21 February 2023 | PAR Juliette Brunet

Dans l’intimité de la salle Christian-Bérard du Théâtre de l’Athénée, la comédienne Dea Liane donne sa voix à Asmahan, la diva du Caire des années 40. Dans ce portrait musical toute en subtilité, ce spectacle suit le fil décousu de l’existence énigmatique d’une des figures les plus mythiques de l’âge d’or du monde arabe.

Dans un écrin de 90 places, au quatrième étage du Théâtre de l’Athénée, Dea Liane et Simon Sieger retracent l’existence pavée de mystères d’Asmahan, chanteuse et actrice mythique des années 40. En s’enfonçant dans les énigmes irrésolues de la vie de la diva syro-libanaise, ils dressent un portrait mosaïque et musical, aux couleurs de la mélancolie arabe. Les deux artistes emplissent les interstices de leur imagination, mettant en musique ce que les secrets ont passé sous silence. La voix envoûtante de Dea Liane et les improvisations de Simon Sieger nous entraînent dans une enquête poétique mêlant réalité et fiction, sur les pas d’un fantôme à la voix captivante, aujourd’hui encore objet d’un véritable culte.

En 2015, en déambulant dans une médiathèque, la comédienne Dea Liane emprunte par hasard un CD de la chanteuse Asmahan (1917-1944). Dès la première écoute, elle est fascinée par cette voix envoutante, déchirante de mélancolie. Après quelques recherches, elle apprend qu’Asmahan a connu une carrière fulgurante sur les scènes du Caire, avant de mourir à 27 ans – ou à 32 – dans un mystérieux accident, qui semble être un assassinat déguisé. Si sa mort reste une énigme, sa vie l’est tout autant : de cette existence en pointillés, ne reste que ses chansons, deux films et quelques photographies en noir et blanc. Après avoir quitté sa vie de femme au foyer Druze en Syrie, elle s’est installée seule au Caire pour se consacrer à son art : elle est devenue la reine des nuits de la capitale égyptienne, rivalisant avec la diva Oum Kalthoum. Lui survivre d’innombrables rumeurs et des descriptions succinctes : « une femme libre et mondaine, entre nuits blanches, parties de poker et flirts sans lendemain ».

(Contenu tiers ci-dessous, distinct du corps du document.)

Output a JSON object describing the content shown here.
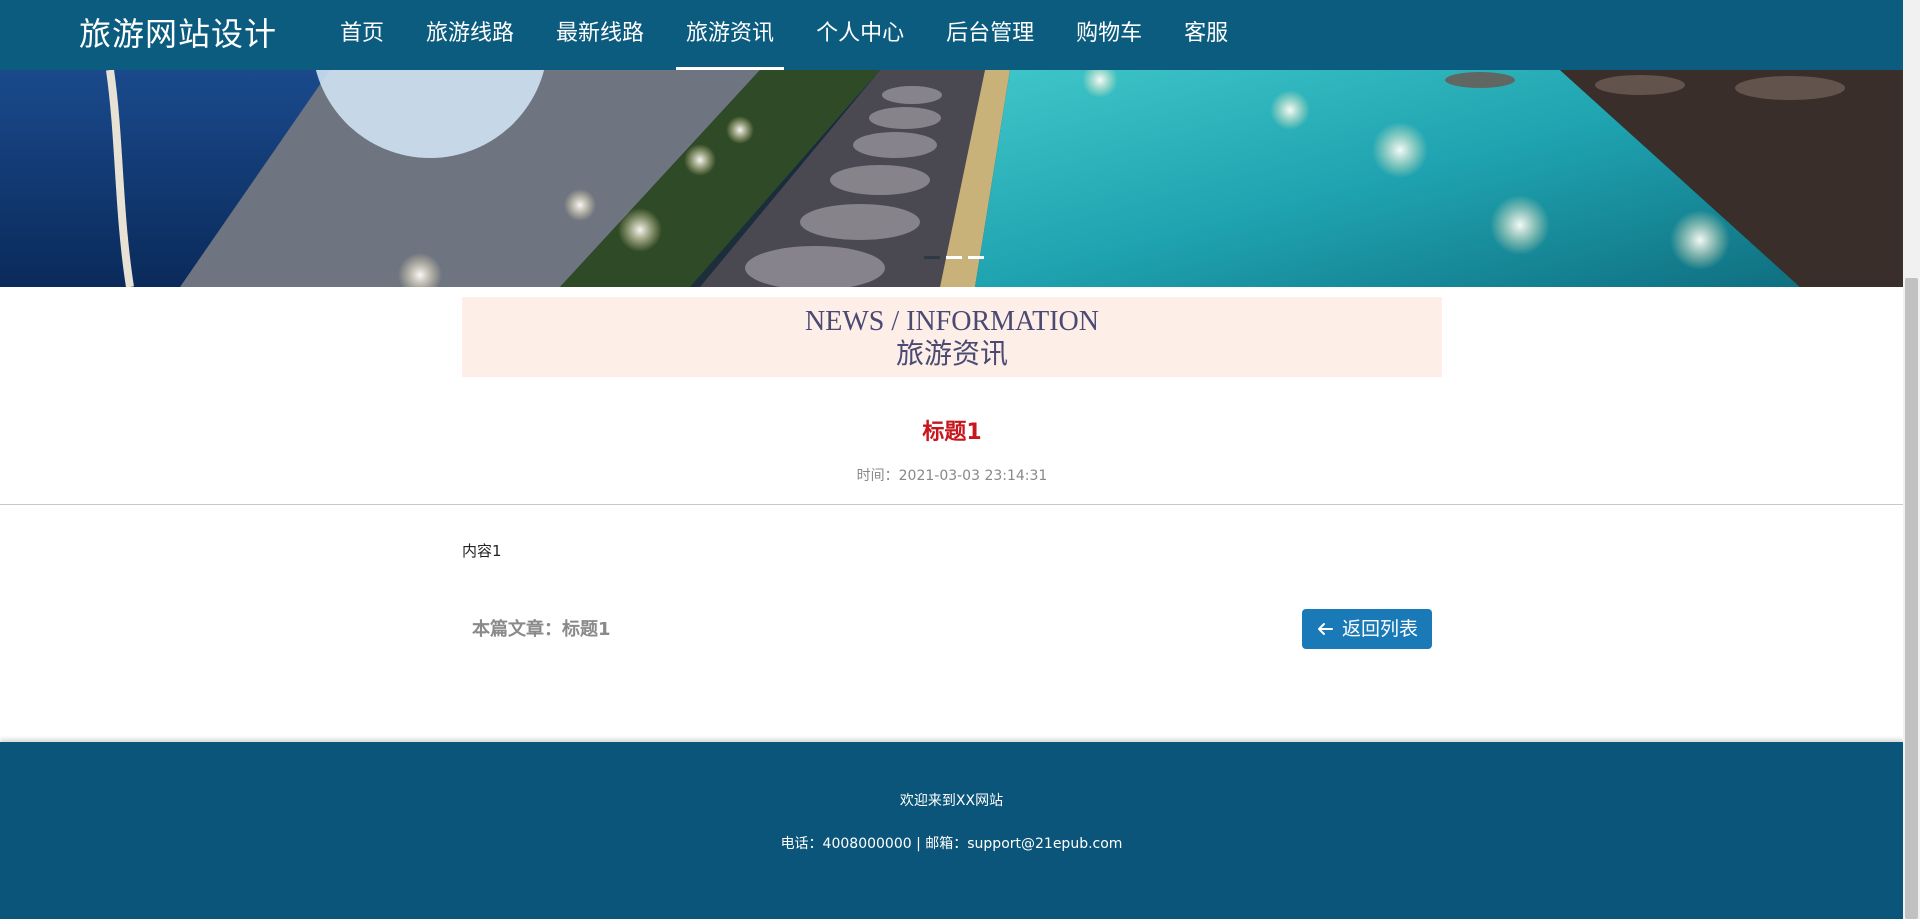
{
  "header": {
    "brand": "旅游网站设计",
    "nav": [
      {
        "label": "首页",
        "active": false
      },
      {
        "label": "旅游线路",
        "active": false
      },
      {
        "label": "最新线路",
        "active": false
      },
      {
        "label": "旅游资讯",
        "active": true
      },
      {
        "label": "个人中心",
        "active": false
      },
      {
        "label": "后台管理",
        "active": false
      },
      {
        "label": "购物车",
        "active": false
      },
      {
        "label": "客服",
        "active": false
      }
    ]
  },
  "banner": {
    "carousel_dot_count": 3,
    "active_dot_index": 1
  },
  "section": {
    "title_en": "NEWS / INFORMATION",
    "title_cn": "旅游资讯"
  },
  "article": {
    "title": "标题1",
    "time": "时间：2021-03-03 23:14:31",
    "content": "内容1",
    "current_article": "本篇文章：标题1",
    "back_label": "返回列表"
  },
  "footer": {
    "welcome": "欢迎来到XX网站",
    "contact": "电话：4008000000 | 邮箱：support@21epub.com"
  },
  "colors": {
    "header_bg": "#0b5c7e",
    "footer_bg": "#0b557a",
    "section_bg": "#fdeee8",
    "title_red": "#c8161d",
    "button_blue": "#1a7ab8"
  }
}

Lorsque que Célie Pauthe lui propose de créer une carte blanche autour d’Asmahan, en 2021, Dea Liane voit son existence se mêler à celle de la chanteuse. Ses réflexions et ses recherches pour sa mise en scène la conduisent sur les traces de son propre arbre généalogique. Bercées par ce mythe, les jeunes générations du monde arabe voient dans les traits de la chanteuse, la figure incontournable d’un âge d’or qu’elles n’ont jamais connu : « Le temps d’avant, le temps où les cabarets du Caire battaient leur plein. Le temps où des centaines de comédies musicales produites en Égypte sortaient tous les ans, où tous les Arabes en fredonnaient les airs, où l’on voyait des actrices impétueuses et ironiques pétrifier les hommes d’un regard, d’une ondulation de leur ventre ». Symbole puissant de rébellion et d’émancipation, son visage apparaissait sur les murs de Beyrouth lors des révoltes populaires. Avec inscrit en dessous « Révolution ».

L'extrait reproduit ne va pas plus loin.